Dong Jin revealed two astonishing quantitative indicators: over 300,000 cross-border trade companies on-chain, with a trade volume reaching trillions of yuan; and hundreds of billions of invoices generated. This marks China’s establishment of the world’s largest real-world asset (RWA) and international trade digital settlement application.

“Billions of invoices processed annually on autonomous blockchain” is a highly impressive high-concurrency scenario. Invoices are the lifeblood of economic activity. Traditional paper or centralized electronic invoices face systemic risks like false issuance, duplicate reimbursement, and even fraud using the same invoice across multiple banks. Generating, transferring, and canceling hundreds of billions of invoices puts extreme demands on the underlying network’s I/O and consensus. The 96-core chip’s 50x performance boost ensures that from the moment an invoice is issued, its hash and transfer status are broadcast and anchored on an immutable ledger in real time. For commercial banks, this means that enterprise invoice data is absolutely authentic, enabling the development of fully automated “instant approval and instant loans” products, significantly reducing financing costs for SMEs and bad debt rates for banks.
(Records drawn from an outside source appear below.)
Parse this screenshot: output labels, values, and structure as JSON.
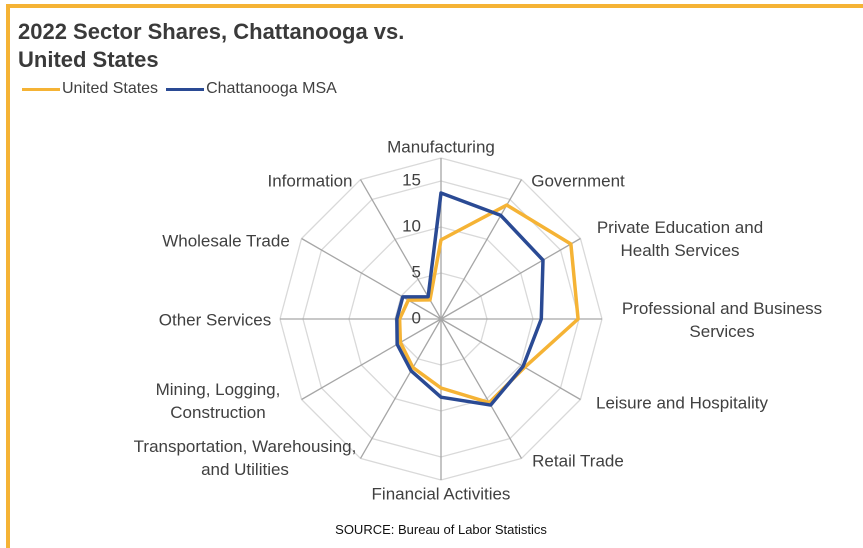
{
  "chart_data": {
    "type": "radar",
    "title": "2022 Sector Shares, Chattanooga vs. United States",
    "source": "SOURCE: Bureau of Labor Statistics",
    "categories": [
      "Manufacturing",
      "Government",
      "Private Education and Health Services",
      "Professional and Business Services",
      "Leisure and Hospitality",
      "Retail Trade",
      "Financial Activities",
      "Transportation, Warehousing, and Utilities",
      "Mining, Logging, Construction",
      "Other Services",
      "Wholesale Trade",
      "Information"
    ],
    "series": [
      {
        "name": "United States",
        "color": "#f5b335",
        "values": [
          8.6,
          14.3,
          16.3,
          14.9,
          10.5,
          10.5,
          7.5,
          6.1,
          5.1,
          4.5,
          4.1,
          2.4
        ]
      },
      {
        "name": "Chattanooga MSA",
        "color": "#2a4a94",
        "values": [
          13.7,
          13.0,
          12.8,
          10.9,
          10.3,
          10.8,
          8.5,
          6.5,
          5.5,
          4.8,
          4.8,
          2.8
        ]
      }
    ],
    "ylim": [
      0,
      17.5
    ],
    "yticks": [
      0,
      5,
      10,
      15
    ],
    "grid": true,
    "legend": "top-left"
  }
}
Cross-border trade is a typical multi-party, trust-deficient complex scenario. A standard international trade involves exporters, importers, banks, customs, tax authorities, freight forwarders, insurers, and more—over a dozen nodes. Traditionally, key documents like bills of lading (B/L) rely on paper mailing, and letter of credit (L/C) review is cumbersome, with funds transfer taking weeks.

Currently, over 300,000 enterprises are connected to this national blockchain network, supporting trillions of yuan in trade volume. The application logic involves: customs declarations, bills of lading, certificates of origin, and other logistics and clearance data being uploaded via oracles in real time. When on-chain status confirms that goods have cleared customs at the destination port and all inspection data are verified, deployed smart contracts automatically trigger payment instructions. Previously, only large enterprises could bear the high financial friction costs of cross-border trade. Now, transparent, real-time on-chain data allows small and micro exporters to obtain pre-shipment financing or order financing based on logistics status.
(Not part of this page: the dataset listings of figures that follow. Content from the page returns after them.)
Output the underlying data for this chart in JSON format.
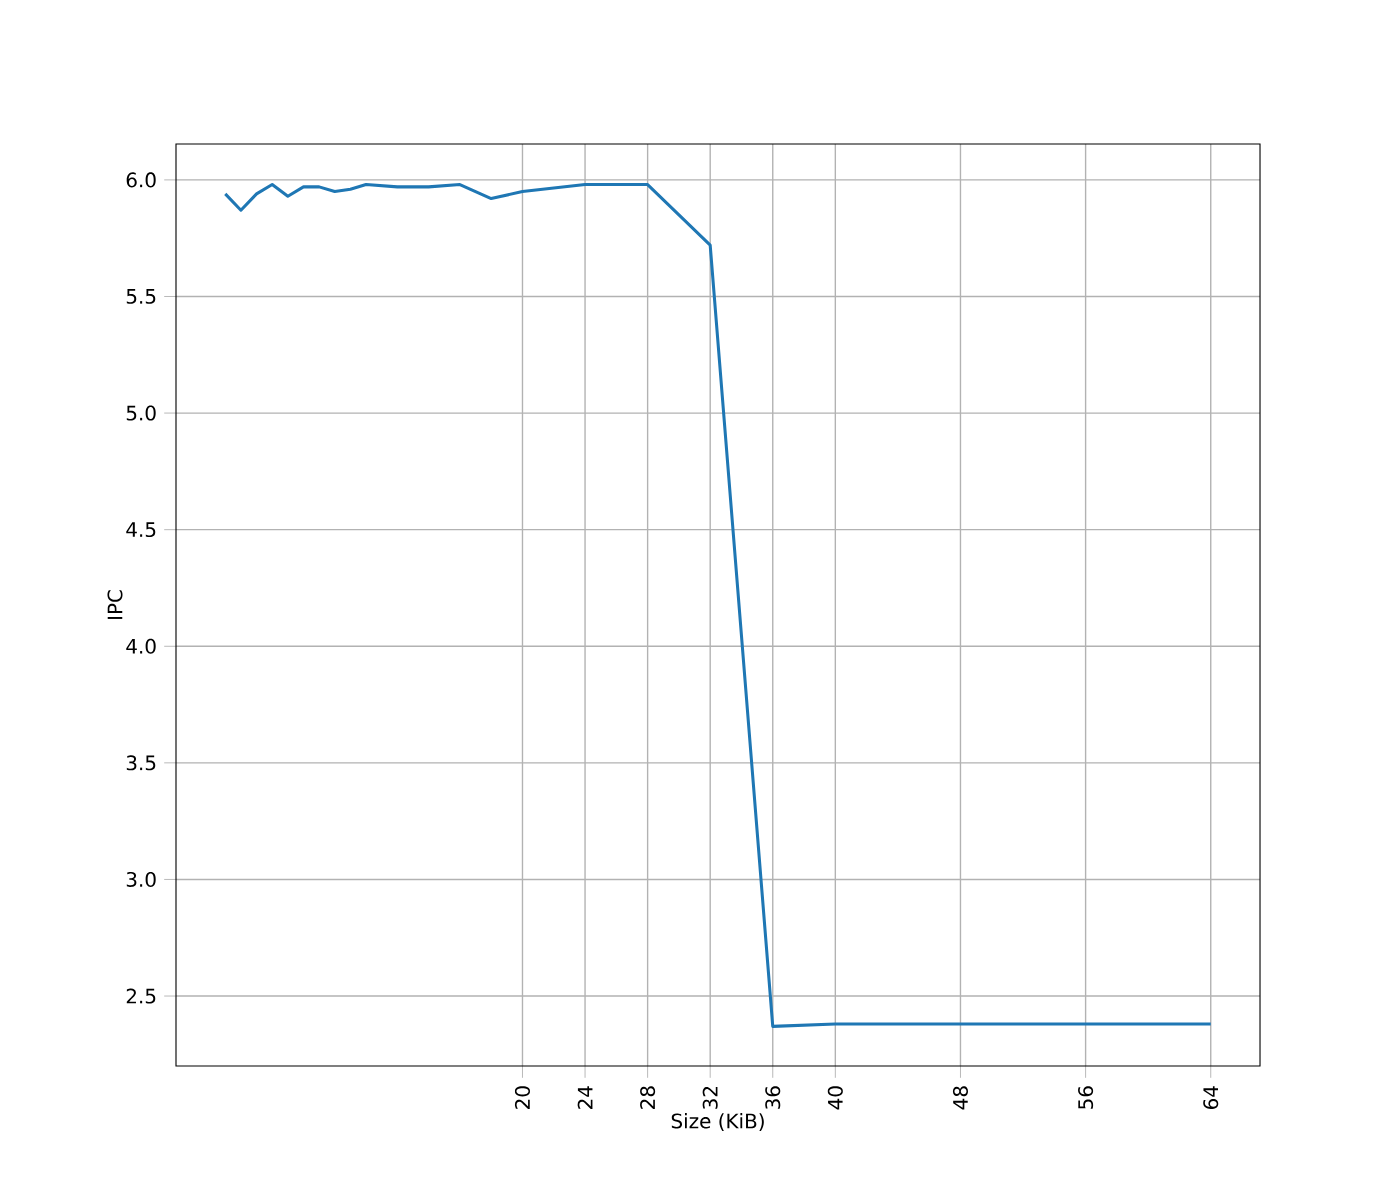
{
  "chart_data": {
    "type": "line",
    "xlabel": "Size (KiB)",
    "ylabel": "IPC",
    "x": [
      1,
      2,
      3,
      4,
      5,
      6,
      7,
      8,
      9,
      10,
      12,
      14,
      16,
      18,
      20,
      24,
      28,
      32,
      36,
      40,
      48,
      56,
      64
    ],
    "series": [
      {
        "color": "#1f77b4",
        "values": [
          5.94,
          5.87,
          5.94,
          5.98,
          5.93,
          5.97,
          5.97,
          5.95,
          5.96,
          5.98,
          5.97,
          5.97,
          5.98,
          5.92,
          5.95,
          5.98,
          5.98,
          5.72,
          2.37,
          2.38,
          2.38,
          2.38,
          2.38
        ]
      }
    ],
    "xlim": [
      -2.15,
      67.15
    ],
    "ylim": [
      2.2,
      6.154
    ],
    "xticks": [
      20,
      24,
      28,
      32,
      36,
      40,
      48,
      56,
      64
    ],
    "yticks": [
      2.5,
      {
        "value": 3,
        "label": "3.0"
      },
      3.5,
      {
        "value": 4,
        "label": "4.0"
      },
      4.5,
      {
        "value": 5,
        "label": "5.0"
      },
      5.5,
      {
        "value": 6,
        "label": "6.0"
      }
    ],
    "grid": true
  }
}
Looking ahead to China’s “14th Five-Year Plan,” this technological achievement’s strategic positioning far exceeds pure IT scope. Dong Jin described it as “clinging to the green mountain”—a determination to focus on major national strategic needs through technological breakthroughs. From open-source code lines to 96-core silicon chips, and from hundreds of billions of invoices to trillions in cross-border trade data, Beijing Microchip’s “Chinese chip” and integrated OS demonstrate the industry’s explosive potential once blockchain moves beyond mere token speculation.
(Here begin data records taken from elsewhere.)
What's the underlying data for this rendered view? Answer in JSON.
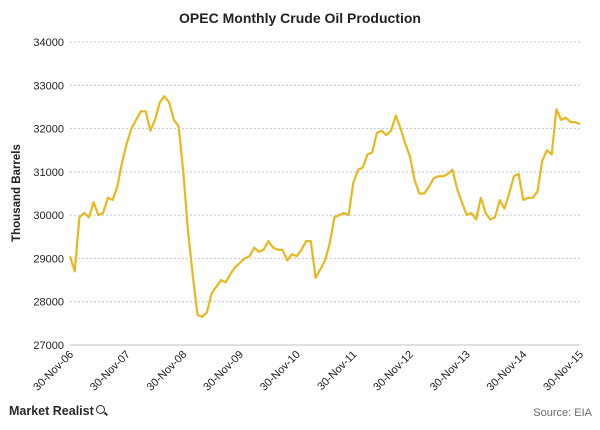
{
  "chart_data": {
    "type": "line",
    "title": "OPEC Monthly Crude Oil Production",
    "ylabel": "Thousand Barrels",
    "xlabel": "",
    "ylim": [
      27000,
      34000
    ],
    "yticks": [
      27000,
      28000,
      29000,
      30000,
      31000,
      32000,
      33000,
      34000
    ],
    "xtick_labels": [
      "30-Nov-06",
      "30-Nov-07",
      "30-Nov-08",
      "30-Nov-09",
      "30-Nov-10",
      "30-Nov-11",
      "30-Nov-12",
      "30-Nov-13",
      "30-Nov-14",
      "30-Nov-15"
    ],
    "grid": "horizontal-dotted",
    "line_color": "#E8B820",
    "series": [
      {
        "name": "",
        "x": [
          "2006-11",
          "2006-12",
          "2007-01",
          "2007-02",
          "2007-03",
          "2007-04",
          "2007-05",
          "2007-06",
          "2007-07",
          "2007-08",
          "2007-09",
          "2007-10",
          "2007-11",
          "2007-12",
          "2008-01",
          "2008-02",
          "2008-03",
          "2008-04",
          "2008-05",
          "2008-06",
          "2008-07",
          "2008-08",
          "2008-09",
          "2008-10",
          "2008-11",
          "2008-12",
          "2009-01",
          "2009-02",
          "2009-03",
          "2009-04",
          "2009-05",
          "2009-06",
          "2009-07",
          "2009-08",
          "2009-09",
          "2009-10",
          "2009-11",
          "2009-12",
          "2010-01",
          "2010-02",
          "2010-03",
          "2010-04",
          "2010-05",
          "2010-06",
          "2010-07",
          "2010-08",
          "2010-09",
          "2010-10",
          "2010-11",
          "2010-12",
          "2011-01",
          "2011-02",
          "2011-03",
          "2011-04",
          "2011-05",
          "2011-06",
          "2011-07",
          "2011-08",
          "2011-09",
          "2011-10",
          "2011-11",
          "2011-12",
          "2012-01",
          "2012-02",
          "2012-03",
          "2012-04",
          "2012-05",
          "2012-06",
          "2012-07",
          "2012-08",
          "2012-09",
          "2012-10",
          "2012-11",
          "2012-12",
          "2013-01",
          "2013-02",
          "2013-03",
          "2013-04",
          "2013-05",
          "2013-06",
          "2013-07",
          "2013-08",
          "2013-09",
          "2013-10",
          "2013-11",
          "2013-12",
          "2014-01",
          "2014-02",
          "2014-03",
          "2014-04",
          "2014-05",
          "2014-06",
          "2014-07",
          "2014-08",
          "2014-09",
          "2014-10",
          "2014-11",
          "2014-12",
          "2015-01",
          "2015-02",
          "2015-03",
          "2015-04",
          "2015-05",
          "2015-06",
          "2015-07",
          "2015-08",
          "2015-09",
          "2015-10",
          "2015-11"
        ],
        "values": [
          29050,
          28700,
          29950,
          30050,
          29950,
          30300,
          30000,
          30050,
          30400,
          30350,
          30650,
          31200,
          31650,
          32000,
          32200,
          32400,
          32400,
          31950,
          32200,
          32600,
          32750,
          32600,
          32200,
          32050,
          31000,
          29600,
          28600,
          27700,
          27650,
          27750,
          28200,
          28350,
          28500,
          28450,
          28650,
          28800,
          28900,
          29000,
          29050,
          29250,
          29150,
          29200,
          29400,
          29250,
          29200,
          29200,
          28950,
          29100,
          29050,
          29200,
          29400,
          29400,
          28550,
          28750,
          28950,
          29350,
          29950,
          30000,
          30050,
          30000,
          30750,
          31050,
          31100,
          31400,
          31450,
          31900,
          31950,
          31850,
          31950,
          32300,
          32000,
          31650,
          31350,
          30800,
          30500,
          30500,
          30650,
          30850,
          30900,
          30900,
          30950,
          31050,
          30600,
          30300,
          30000,
          30050,
          29900,
          30400,
          30050,
          29900,
          29950,
          30350,
          30150,
          30500,
          30900,
          30950,
          30350,
          30400,
          30400,
          30550,
          31250,
          31500,
          31400,
          32450,
          32200,
          32250,
          32150,
          32150,
          32100
        ]
      }
    ]
  },
  "footer": {
    "brand": "Market Realist",
    "source": "Source: EIA"
  }
}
For financial practitioners, this means the traditional arbitrage space based on information asymmetry will be greatly compressed. New quant models and credit products based on trusted data, smart contract execution, and on-chain asset circulation will open vast blue oceans. The national digital infrastructure has been built, and a trillion-yuan real-world asset migration driven by computing power leap is just beginning.